Pendant ce temps, au village de M.Papon - 08/10/1997

A Saint-Amand, les mésaventures de l'ancien maire, Maurice Papon, viennent perturber un quotidien paisible

Jean-François MEZERGUES

Phare terrien du sud du Cher, une ville de 12 000 habitants reçoit les images et les commentaires du procès de Bordeaux de plein fouet. Comme un méchant boomerang que tout le monde se défend d'avoir lancé. l'Histoire revient par ricochet tourmenter une population sans histoires aspirant uniquement à vivre en paix. Bordeaux paraissait si loin, les souvenirs de l'Occupation si vagues.
Dans ce modeste centre de tradition bijoutière et d'imprimeries, bourgeoisie aisée, parfois nostalgique du 19e siècle, majorité municipale RPR-UDF soudée autour du sénateur-maire Serge Vinçon, " l'héritier " de l'ancien ministre d'Etat, on vivait l'après-Papon comme l'avant. La conscience tranquille. En toute innocence.
On s'efforçait d'oublier les tristes révélations du Canard Enchaîné.
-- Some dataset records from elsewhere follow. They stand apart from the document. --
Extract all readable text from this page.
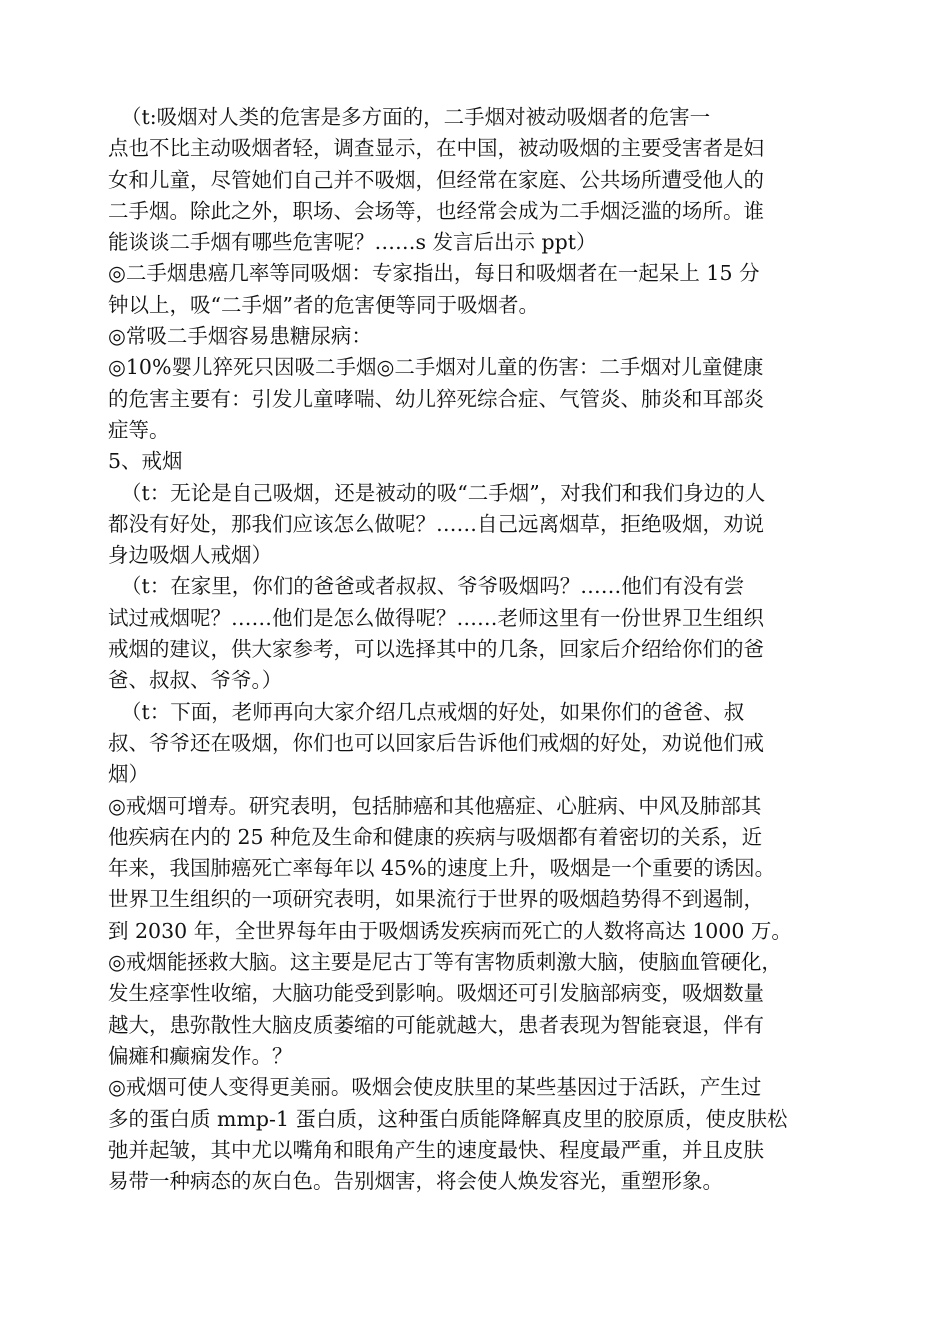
（t:吸烟对人类的危害是多方面的，二手烟对被动吸烟者的危害一
点也不比主动吸烟者轻，调查显示，在中国，被动吸烟的主要受害者是妇
女和儿童，尽管她们自己并不吸烟，但经常在家庭、公共场所遭受他人的
二手烟。除此之外，职场、会场等，也经常会成为二手烟泛滥的场所。谁
能谈谈二手烟有哪些危害呢？……s 发言后出示 ppt）
◎二手烟患癌几率等同吸烟：专家指出，每日和吸烟者在一起呆上 15 分
钟以上，吸“二手烟”者的危害便等同于吸烟者。
◎常吸二手烟容易患糖尿病：
◎10%婴儿猝死只因吸二手烟◎二手烟对儿童的伤害：二手烟对儿童健康
的危害主要有：引发儿童哮喘、幼儿猝死综合症、气管炎、肺炎和耳部炎
症等。
5、戒烟
（t：无论是自己吸烟，还是被动的吸“二手烟”，对我们和我们身边的人
都没有好处，那我们应该怎么做呢？……自己远离烟草，拒绝吸烟，劝说
身边吸烟人戒烟）
（t：在家里，你们的爸爸或者叔叔、爷爷吸烟吗？……他们有没有尝
试过戒烟呢？……他们是怎么做得呢？……老师这里有一份世界卫生组织
戒烟的建议，供大家参考，可以选择其中的几条，回家后介绍给你们的爸
爸、叔叔、爷爷。）
（t：下面，老师再向大家介绍几点戒烟的好处，如果你们的爸爸、叔
叔、爷爷还在吸烟，你们也可以回家后告诉他们戒烟的好处，劝说他们戒
烟）
◎戒烟可增寿。研究表明，包括肺癌和其他癌症、心脏病、中风及肺部其
他疾病在内的 25 种危及生命和健康的疾病与吸烟都有着密切的关系，近
年来，我国肺癌死亡率每年以 45%的速度上升，吸烟是一个重要的诱因。
世界卫生组织的一项研究表明，如果流行于世界的吸烟趋势得不到遏制，
到 2030 年，全世界每年由于吸烟诱发疾病而死亡的人数将高达 1000 万。
◎戒烟能拯救大脑。这主要是尼古丁等有害物质刺激大脑，使脑血管硬化，
发生痉挛性收缩，大脑功能受到影响。吸烟还可引发脑部病变，吸烟数量
越大，患弥散性大脑皮质萎缩的可能就越大，患者表现为智能衰退，伴有
偏瘫和癫痫发作。？
◎戒烟可使人变得更美丽。吸烟会使皮肤里的某些基因过于活跃，产生过
多的蛋白质 mmp-1 蛋白质，这种蛋白质能降解真皮里的胶原质，使皮肤松
弛并起皱，其中尤以嘴角和眼角产生的速度最快、程度最严重，并且皮肤
易带一种病态的灰白色。告别烟害，将会使人焕发容光，重塑形象。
En quoi Saint-Amand serait-elle coupable de la France de Vichy et des rafles de Bordeaux ? Ici, l'Histoire passe, elle ne s'arrête pas aux soucis quotidiens des gens qui ne se mêlent pas des affaires de leurs voisins.

La poussière du temps

La voilà qui entre avec fracas, à grand renfort de documents deterrés de la poussière du temps. Il n'y a plus d'échappatoire, pas de faux-fuyants possible. Pourtant, au matin du premier jour du procès, Pierre, 16 ans, élève de seconde au lycée Jean Moulin, ignore encore que Maurice Papon a conduit la municipalité pendant douze ans. " Pour le reste, le passé c'est pas mon fort. S'il a fauté, qu'on le juge. Et qu'on n'en parle plus ".
Claire, 17 ans, terminale classique, en a beaucoup entendu parler en famille. " Les dessous de la politique me dépassent. Je n'ai pas la prétention de demander des comptes à un vieux monsieur que je n'ai jamais vu. Cela regarde et intéresse surtout nos parents. "
Les parents justement aimeraient bien mettre une sourdine au tam-tam de l'Histoire. Au comptoir du bar-tabacs-journaux Le Chiquito, à l'angle de la rue des Victoires et de la rue Nationale, la majorité silencieuse reste taisante. Le nez dans les colonnes de l'Equipe, ou sur les pages locales du Berry et de la Nouvelle République, les quotidiens ancrés dans le terroir, les premiers clients n'invitent pas au débat. La victoire de Monaco, la veille sur Canal +, et le départ des amis de Nottuln, la ville jumelle de Westphalie, accompagnent mieux le petit noir que les miasmes d'une époque obscure. On a tout juste le temps de l'avaler avant de filer au boulot. Il y a presse. L'aparté mezza voce du bout du zinc ne s'ouvre pas davantage à l'étranger. L'intrus.

Les loups rodent

A l'Hôtel de ville, Serge Vinçon n'est pas dans son bureau. Il siège au Sénat en attendant d'aller à Bordeaux témoigner en faveur de Maurice Papon. Il ne renierait pas ses propos rapportés hier par Le Berry : " Mais pourquoi me taire ? J'ai de l'admiration pour celui que j'ai côtoyé et auprès de qui j'ai fait mon apprentissage d'homme public. J'ai appris de lui à me fortifier, le sens de l'effort, à tirer la leçon de l'Histoire. (...) N'est-ce pas un peu facile de hurler aujourd'hui avec les loups ? "
Les loups ne sont pas loin. Ils rôdent dans la ville. Au lycée Jean Moulin, c'est un soixante-huitard barbu et membre des " Amis de Louis Lecoin ", une association pacifico-anar. Le prof de maths, Alain Pennetier, attend impatiemment une " franche condamnation ". Il l'appelle de tout son être. " D'abord, parce que depuis les révélation de 1981, il a toujours nié, parlant de basses manoeuvres politiques, de complot, de cabale. Au bout du compte, il aura ce qu'il semble avoir recherché ".
A la Poste, c'est Joël Bugnone, militant du PC, dont les copains ont été assassinés à Charonne et des aînés traînés en justice par Papon et condamnés pour affichage diffamatoire. Aujourd'hui, le prof et le postier mènent le même combat. Au nom de la mémoire. La mémoire dont les tourments n'ont pas fini de torturer les coeurs de Saint-Amand la paisible.